Tuesday, October 19, 2004

Bob Evans and The New York Times

There was an article in yesterday’s New York Times Magazine that really got my attention. No, the George Bush feature story was not it. In this article reporter Rebecca Skloot takes the reader on a journey between Bob Evans and Baristas, in New Martinsville, WV.

It is perhaps more than apropos to pick up the theme of John Edwards' Presidential bid this year and give it new life in the daily lives of West Virginians, or residents of any other state for that matter. Even though, I’m not inclined to vote for Democrats on a national level, it was not hard for me to understand the appeal Edward’s was making. Since this was not the appeal of the Kerry campaign, and seems relegated to the back burner of the current national debate, the idea remains there waiting for the embrace of others.

Ms. Skloot did just that in her review of the eating habits of New Martinsville’s residents. From a culinary perspective, I tend to side with the diners at Baristas. As a reader of the New York Times, I’m left wondering why the article was in the magazine in the first place. That isn’t to suggest that Ms.
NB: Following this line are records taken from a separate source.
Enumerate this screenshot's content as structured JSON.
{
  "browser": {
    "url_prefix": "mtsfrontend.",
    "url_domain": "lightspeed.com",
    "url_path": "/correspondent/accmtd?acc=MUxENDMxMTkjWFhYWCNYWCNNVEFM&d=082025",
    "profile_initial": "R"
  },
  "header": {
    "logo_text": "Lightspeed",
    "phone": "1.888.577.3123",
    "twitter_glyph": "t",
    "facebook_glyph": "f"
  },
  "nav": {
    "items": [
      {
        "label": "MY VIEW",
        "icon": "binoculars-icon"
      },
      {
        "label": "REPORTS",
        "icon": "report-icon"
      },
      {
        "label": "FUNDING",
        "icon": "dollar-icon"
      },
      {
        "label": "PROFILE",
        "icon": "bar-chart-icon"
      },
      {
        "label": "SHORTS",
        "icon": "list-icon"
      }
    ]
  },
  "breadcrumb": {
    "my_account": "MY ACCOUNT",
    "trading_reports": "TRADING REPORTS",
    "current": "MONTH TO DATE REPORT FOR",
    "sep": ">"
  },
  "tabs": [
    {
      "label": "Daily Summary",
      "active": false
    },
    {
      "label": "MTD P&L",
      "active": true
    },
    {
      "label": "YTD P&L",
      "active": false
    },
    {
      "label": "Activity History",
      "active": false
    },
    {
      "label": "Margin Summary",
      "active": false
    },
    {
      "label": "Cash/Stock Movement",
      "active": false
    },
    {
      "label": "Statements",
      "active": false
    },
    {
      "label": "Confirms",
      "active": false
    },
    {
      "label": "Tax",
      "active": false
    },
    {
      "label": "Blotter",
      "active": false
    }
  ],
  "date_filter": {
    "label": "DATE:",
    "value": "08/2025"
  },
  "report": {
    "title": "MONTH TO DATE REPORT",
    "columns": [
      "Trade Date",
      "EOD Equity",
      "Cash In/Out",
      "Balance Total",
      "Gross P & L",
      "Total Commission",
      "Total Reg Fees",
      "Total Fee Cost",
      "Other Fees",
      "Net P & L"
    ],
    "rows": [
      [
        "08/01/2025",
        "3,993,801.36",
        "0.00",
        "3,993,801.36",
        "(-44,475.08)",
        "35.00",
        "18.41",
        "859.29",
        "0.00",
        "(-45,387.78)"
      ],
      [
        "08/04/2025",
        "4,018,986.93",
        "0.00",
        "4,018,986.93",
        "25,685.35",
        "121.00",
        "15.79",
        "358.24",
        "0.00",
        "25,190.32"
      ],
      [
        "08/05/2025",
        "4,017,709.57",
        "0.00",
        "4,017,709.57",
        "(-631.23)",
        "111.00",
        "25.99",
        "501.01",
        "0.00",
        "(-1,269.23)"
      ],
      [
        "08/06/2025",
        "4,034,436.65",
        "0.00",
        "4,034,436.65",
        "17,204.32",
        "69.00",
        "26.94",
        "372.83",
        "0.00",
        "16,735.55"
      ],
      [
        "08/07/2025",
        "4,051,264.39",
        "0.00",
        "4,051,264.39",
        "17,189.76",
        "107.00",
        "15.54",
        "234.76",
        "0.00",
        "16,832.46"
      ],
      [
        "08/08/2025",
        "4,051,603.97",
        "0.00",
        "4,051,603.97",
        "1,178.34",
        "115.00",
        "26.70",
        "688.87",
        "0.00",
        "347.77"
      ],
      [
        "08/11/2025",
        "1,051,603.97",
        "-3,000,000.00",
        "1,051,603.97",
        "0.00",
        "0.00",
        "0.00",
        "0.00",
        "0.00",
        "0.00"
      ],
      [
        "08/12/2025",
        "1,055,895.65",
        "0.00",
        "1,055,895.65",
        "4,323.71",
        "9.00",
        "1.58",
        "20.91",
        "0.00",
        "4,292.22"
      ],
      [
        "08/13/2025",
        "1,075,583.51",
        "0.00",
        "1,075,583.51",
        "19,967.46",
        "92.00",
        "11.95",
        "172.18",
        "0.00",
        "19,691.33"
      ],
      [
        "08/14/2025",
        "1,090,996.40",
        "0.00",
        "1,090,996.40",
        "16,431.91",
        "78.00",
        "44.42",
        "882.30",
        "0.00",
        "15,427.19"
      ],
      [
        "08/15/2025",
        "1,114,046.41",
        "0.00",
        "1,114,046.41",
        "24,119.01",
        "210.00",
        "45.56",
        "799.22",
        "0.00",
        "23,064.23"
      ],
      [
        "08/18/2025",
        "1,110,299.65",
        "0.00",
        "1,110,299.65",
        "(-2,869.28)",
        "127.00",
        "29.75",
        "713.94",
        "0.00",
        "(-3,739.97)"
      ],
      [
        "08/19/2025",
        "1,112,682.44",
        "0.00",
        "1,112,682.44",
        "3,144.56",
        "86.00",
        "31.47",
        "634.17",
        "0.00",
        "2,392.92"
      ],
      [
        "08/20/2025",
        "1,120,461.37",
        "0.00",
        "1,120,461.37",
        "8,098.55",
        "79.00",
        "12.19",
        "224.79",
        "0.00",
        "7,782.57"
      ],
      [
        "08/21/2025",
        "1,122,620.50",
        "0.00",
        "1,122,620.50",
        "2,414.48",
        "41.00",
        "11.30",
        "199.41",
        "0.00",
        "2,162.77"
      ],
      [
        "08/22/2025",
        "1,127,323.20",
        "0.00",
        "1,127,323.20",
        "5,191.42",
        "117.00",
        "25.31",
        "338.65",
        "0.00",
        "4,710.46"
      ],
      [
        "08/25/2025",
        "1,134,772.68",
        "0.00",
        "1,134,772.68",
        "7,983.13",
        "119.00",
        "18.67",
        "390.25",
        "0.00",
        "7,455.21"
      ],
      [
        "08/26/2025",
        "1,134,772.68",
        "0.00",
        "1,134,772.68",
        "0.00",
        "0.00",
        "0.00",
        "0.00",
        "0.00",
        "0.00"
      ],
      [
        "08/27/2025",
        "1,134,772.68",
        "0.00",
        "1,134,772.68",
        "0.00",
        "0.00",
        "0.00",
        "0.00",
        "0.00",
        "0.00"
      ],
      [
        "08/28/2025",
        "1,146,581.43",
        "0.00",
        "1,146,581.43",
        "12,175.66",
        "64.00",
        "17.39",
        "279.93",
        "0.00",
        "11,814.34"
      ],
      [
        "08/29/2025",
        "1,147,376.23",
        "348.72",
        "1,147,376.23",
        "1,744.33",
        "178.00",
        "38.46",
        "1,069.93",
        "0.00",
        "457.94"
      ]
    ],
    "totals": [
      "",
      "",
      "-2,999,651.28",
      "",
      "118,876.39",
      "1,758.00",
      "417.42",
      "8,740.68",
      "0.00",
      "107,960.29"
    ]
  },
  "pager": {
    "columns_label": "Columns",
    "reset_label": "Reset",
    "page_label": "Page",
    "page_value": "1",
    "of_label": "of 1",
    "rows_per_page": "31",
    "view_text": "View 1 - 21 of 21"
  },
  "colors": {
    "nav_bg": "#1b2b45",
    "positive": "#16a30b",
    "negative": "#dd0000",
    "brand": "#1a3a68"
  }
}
Skloot doesn’t come across as a good writer able to captivate the readers attention (not only did I read it, but I’m writing about it).
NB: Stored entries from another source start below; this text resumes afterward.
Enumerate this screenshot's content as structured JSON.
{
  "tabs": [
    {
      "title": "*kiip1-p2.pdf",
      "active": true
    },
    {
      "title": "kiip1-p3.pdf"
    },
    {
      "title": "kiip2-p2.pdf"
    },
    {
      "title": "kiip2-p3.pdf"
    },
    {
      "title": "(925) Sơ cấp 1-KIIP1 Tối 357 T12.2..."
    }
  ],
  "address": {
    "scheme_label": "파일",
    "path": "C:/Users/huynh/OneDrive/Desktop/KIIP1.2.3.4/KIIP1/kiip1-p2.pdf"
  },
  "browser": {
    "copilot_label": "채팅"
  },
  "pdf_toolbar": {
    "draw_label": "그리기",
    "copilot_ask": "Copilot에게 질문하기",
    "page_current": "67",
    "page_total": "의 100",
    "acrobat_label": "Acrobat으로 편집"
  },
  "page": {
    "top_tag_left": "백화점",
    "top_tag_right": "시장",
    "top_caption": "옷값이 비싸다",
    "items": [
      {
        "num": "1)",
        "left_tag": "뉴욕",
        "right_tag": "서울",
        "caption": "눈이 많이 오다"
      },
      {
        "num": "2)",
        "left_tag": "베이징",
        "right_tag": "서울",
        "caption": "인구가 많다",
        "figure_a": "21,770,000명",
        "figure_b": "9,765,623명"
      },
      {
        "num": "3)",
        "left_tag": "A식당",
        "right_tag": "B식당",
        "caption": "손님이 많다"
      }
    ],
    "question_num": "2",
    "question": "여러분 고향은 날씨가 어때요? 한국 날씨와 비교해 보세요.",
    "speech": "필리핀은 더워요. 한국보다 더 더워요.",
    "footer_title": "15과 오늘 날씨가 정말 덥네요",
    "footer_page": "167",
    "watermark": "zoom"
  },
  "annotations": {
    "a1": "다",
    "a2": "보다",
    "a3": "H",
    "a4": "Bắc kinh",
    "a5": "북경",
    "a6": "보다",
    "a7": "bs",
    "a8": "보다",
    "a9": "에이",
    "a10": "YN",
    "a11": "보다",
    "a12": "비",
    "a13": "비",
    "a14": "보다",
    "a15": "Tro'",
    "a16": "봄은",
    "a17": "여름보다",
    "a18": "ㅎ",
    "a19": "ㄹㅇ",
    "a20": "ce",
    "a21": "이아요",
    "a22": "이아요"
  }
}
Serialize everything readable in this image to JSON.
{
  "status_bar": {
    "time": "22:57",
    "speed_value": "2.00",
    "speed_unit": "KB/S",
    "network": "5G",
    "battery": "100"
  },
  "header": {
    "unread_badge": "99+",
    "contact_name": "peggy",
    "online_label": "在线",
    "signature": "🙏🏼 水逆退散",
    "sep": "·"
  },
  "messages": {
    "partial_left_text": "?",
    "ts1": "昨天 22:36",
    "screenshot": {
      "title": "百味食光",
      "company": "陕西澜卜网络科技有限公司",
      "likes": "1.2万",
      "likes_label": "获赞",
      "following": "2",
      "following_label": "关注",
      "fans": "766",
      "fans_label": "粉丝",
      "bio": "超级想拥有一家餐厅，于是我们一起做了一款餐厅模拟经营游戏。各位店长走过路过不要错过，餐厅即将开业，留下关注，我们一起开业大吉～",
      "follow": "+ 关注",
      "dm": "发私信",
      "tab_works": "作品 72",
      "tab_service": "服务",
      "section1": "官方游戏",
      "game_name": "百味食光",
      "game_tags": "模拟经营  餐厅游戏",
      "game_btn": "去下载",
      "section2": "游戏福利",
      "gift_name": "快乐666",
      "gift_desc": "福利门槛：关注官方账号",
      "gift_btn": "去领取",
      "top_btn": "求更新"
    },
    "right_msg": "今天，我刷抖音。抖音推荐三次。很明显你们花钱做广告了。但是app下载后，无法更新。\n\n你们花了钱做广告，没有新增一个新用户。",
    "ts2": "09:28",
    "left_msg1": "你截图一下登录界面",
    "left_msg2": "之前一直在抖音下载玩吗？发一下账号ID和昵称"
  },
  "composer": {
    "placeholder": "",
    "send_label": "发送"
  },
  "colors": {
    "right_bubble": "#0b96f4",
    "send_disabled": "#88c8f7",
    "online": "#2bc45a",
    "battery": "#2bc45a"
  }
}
What I am suggesting (and narrowly, as well) is that it was a bad choice by the editorial staff of the Times to publish this article. It was a mistake because for people who live in cities larger than New Martinsville and smaller than New York City, the conclusion of the article is a no-brainer:
Maybe I had an idea that I could convert people -- that I could persuade some Bob Evans folks that they should be open to change, that the food really was better at Baristas; and maybe persuade some Baristas people that the Bob Evans people are interesting and funny and friendly, too. But in all my time shuttling back and forth between the two restaurants, I didn't change a single person's mind. At some point, it hit me: it's not just New Martinsville. Bob Evans people and Baristas people live together all over the United States. [emphasis added] They often go to the same stores and send their kids to the same schools, but try as they might, they simply can't understand why anyone in his right mind wouldn't eat the way they do, think the way they do and vote the way they do. Unfortunately, I'm not sure a burger can change that, not even a really, really good one.
This kind of observation, while more than appropriate for a nice comfortable piece on CBS Sunday Morning, does not belong in a magazine like this. Observations of this sort are, well, a lot like Bob Evans.